TeamLease, for instance, thinks temping allows companies to hire temporary staff to cater to peak demand conditions, hire staff with specialised skills for projects of short duration, or terminate temporary staff when demand falls.

If companies were forced to employ only full-time workers on a permanent basis, they would have to either forgo the opportunity to expand production to meet the rise in demand, or incur excess costs for surplus staff during lean periods.

Globally, the temp staffing business, as estimated by consulting firm Deloitte & Touche, is pegged around $140 billion, with markets like Singapore and London considered to be the mature ones. Research has also shown that an uptick in temp jobs precedes an increase in overall employment by three to six months.

Staffing companies also say that temporary staffing helps workers to get jobs and companies to expand their headcount even when market conditions are uncertain. Data from several countries clearly brings out this trend.
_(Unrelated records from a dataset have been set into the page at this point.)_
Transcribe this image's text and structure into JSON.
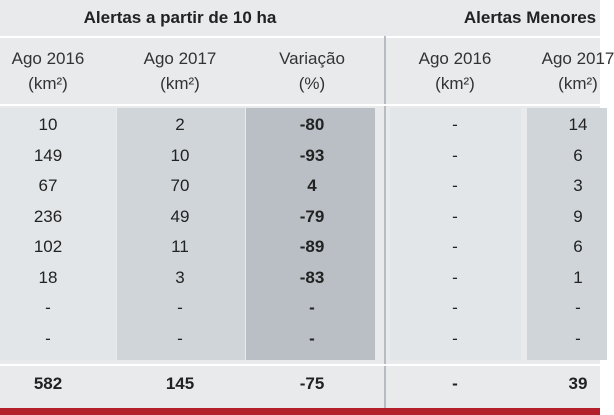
{
  "groups": [
    {
      "title": "Alertas a partir de 10 ha"
    },
    {
      "title": "Alertas Menores"
    }
  ],
  "columns": [
    {
      "label": "Ago 2016",
      "unit": "(km²)"
    },
    {
      "label": "Ago 2017",
      "unit": "(km²)"
    },
    {
      "label": "Variação",
      "unit": "(%)"
    },
    {
      "label": "Ago 2016",
      "unit": "(km²)"
    },
    {
      "label": "Ago 2017",
      "unit": "(km²)"
    }
  ],
  "rows": [
    [
      "10",
      "2",
      "-80",
      "-",
      "14"
    ],
    [
      "149",
      "10",
      "-93",
      "-",
      "6"
    ],
    [
      "67",
      "70",
      "4",
      "-",
      "3"
    ],
    [
      "236",
      "49",
      "-79",
      "-",
      "9"
    ],
    [
      "102",
      "11",
      "-89",
      "-",
      "6"
    ],
    [
      "18",
      "3",
      "-83",
      "-",
      "1"
    ],
    [
      "-",
      "-",
      "-",
      "-",
      "-"
    ],
    [
      "-",
      "-",
      "-",
      "-",
      "-"
    ]
  ],
  "totals": [
    "582",
    "145",
    "-75",
    "-",
    "39"
  ]
}
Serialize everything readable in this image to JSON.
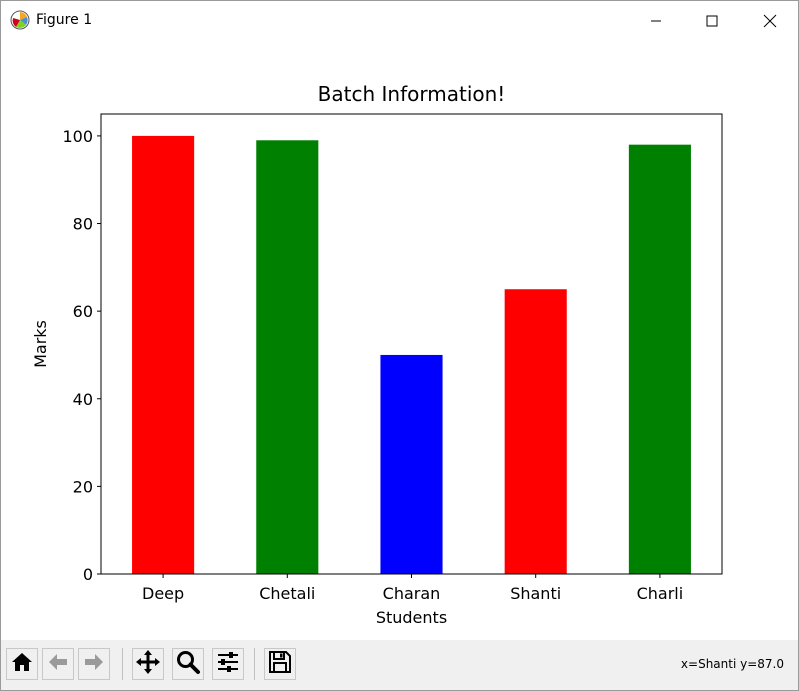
{
  "window": {
    "title": "Figure 1",
    "icons": {
      "app": "matplotlib-logo-icon",
      "minimize": "minimize-icon",
      "maximize": "maximize-icon",
      "close": "close-icon"
    }
  },
  "toolbar": {
    "buttons": [
      "home-icon",
      "back-arrow-icon",
      "forward-arrow-icon",
      "pan-icon",
      "zoom-icon",
      "configure-subplots-icon",
      "save-icon"
    ],
    "coords": "x=Shanti y=87.0"
  },
  "chart_data": {
    "type": "bar",
    "title": "Batch Information!",
    "xlabel": "Students",
    "ylabel": "Marks",
    "categories": [
      "Deep",
      "Chetali",
      "Charan",
      "Shanti",
      "Charli"
    ],
    "values": [
      100,
      99,
      50,
      65,
      98
    ],
    "colors": [
      "#ff0000",
      "#008000",
      "#0000ff",
      "#ff0000",
      "#008000"
    ],
    "ylim": [
      0,
      105
    ],
    "yticks": [
      0,
      20,
      40,
      60,
      80,
      100
    ],
    "grid": false
  }
}
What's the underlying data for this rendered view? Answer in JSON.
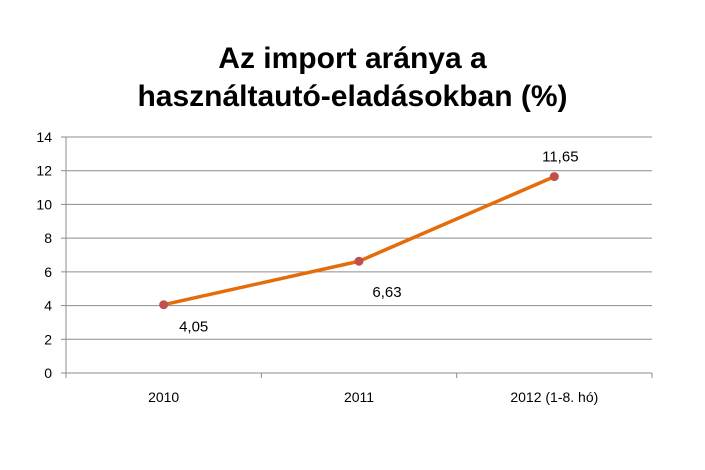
{
  "chart_data": {
    "type": "line",
    "title_lines": [
      "Az import aránya a",
      "használtautó-eladásokban (%)"
    ],
    "categories": [
      "2010",
      "2011",
      "2012 (1-8. hó)"
    ],
    "series": [
      {
        "values": [
          4.05,
          6.63,
          11.65
        ],
        "data_labels": [
          "4,05",
          "6,63",
          "11,65"
        ],
        "color": "#E46C0A",
        "marker_color": "#C0504D"
      }
    ],
    "ylim": [
      0,
      14
    ],
    "yticks": [
      0,
      2,
      4,
      6,
      8,
      10,
      12,
      14
    ],
    "xlabel": "",
    "ylabel": "",
    "grid": true,
    "grid_color": "#8C8C8C",
    "axis_color": "#8C8C8C"
  }
}
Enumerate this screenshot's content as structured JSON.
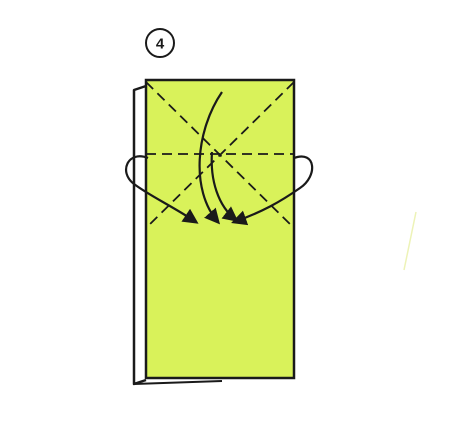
{
  "step": {
    "number": "4"
  },
  "colors": {
    "paper": "#d9f25a",
    "paper_back": "#ffffff",
    "line": "#1a1a1a",
    "background": "#ffffff"
  },
  "fold_lines": {
    "style": "dashed",
    "kinds": [
      "horizontal-crease",
      "diagonal-crease-left",
      "diagonal-crease-right"
    ]
  },
  "arrows": {
    "kinds": [
      "fold-arrow-left",
      "fold-arrow-right",
      "push-arrow-left",
      "push-arrow-right"
    ]
  }
}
For instance, in the US, the manufacturing sector is estimated to have hired only 0.57 million full-time employees between 1992 and 1997, while another 0.5 million temporary jobs were created in the same period, taking the total job creation in manufacturing to 1.07 million.

According to the US-based Employment Policies Institute, if temporary jobs hadn't existed, manufacturers would not have hired so aggressively and production would have been lower by almost one-seventh between 1991 and 1997.

So, CEOs like Sabharwal have every reason to believe that temping is all set to witness an explosive phase of growth in India. What is required is the removal of some legal hurdles like the stipulation that employees in temporary jobs for more than 91 days can claim permanent status. Over to K Chandra Shekhar Rao, the new labour minister.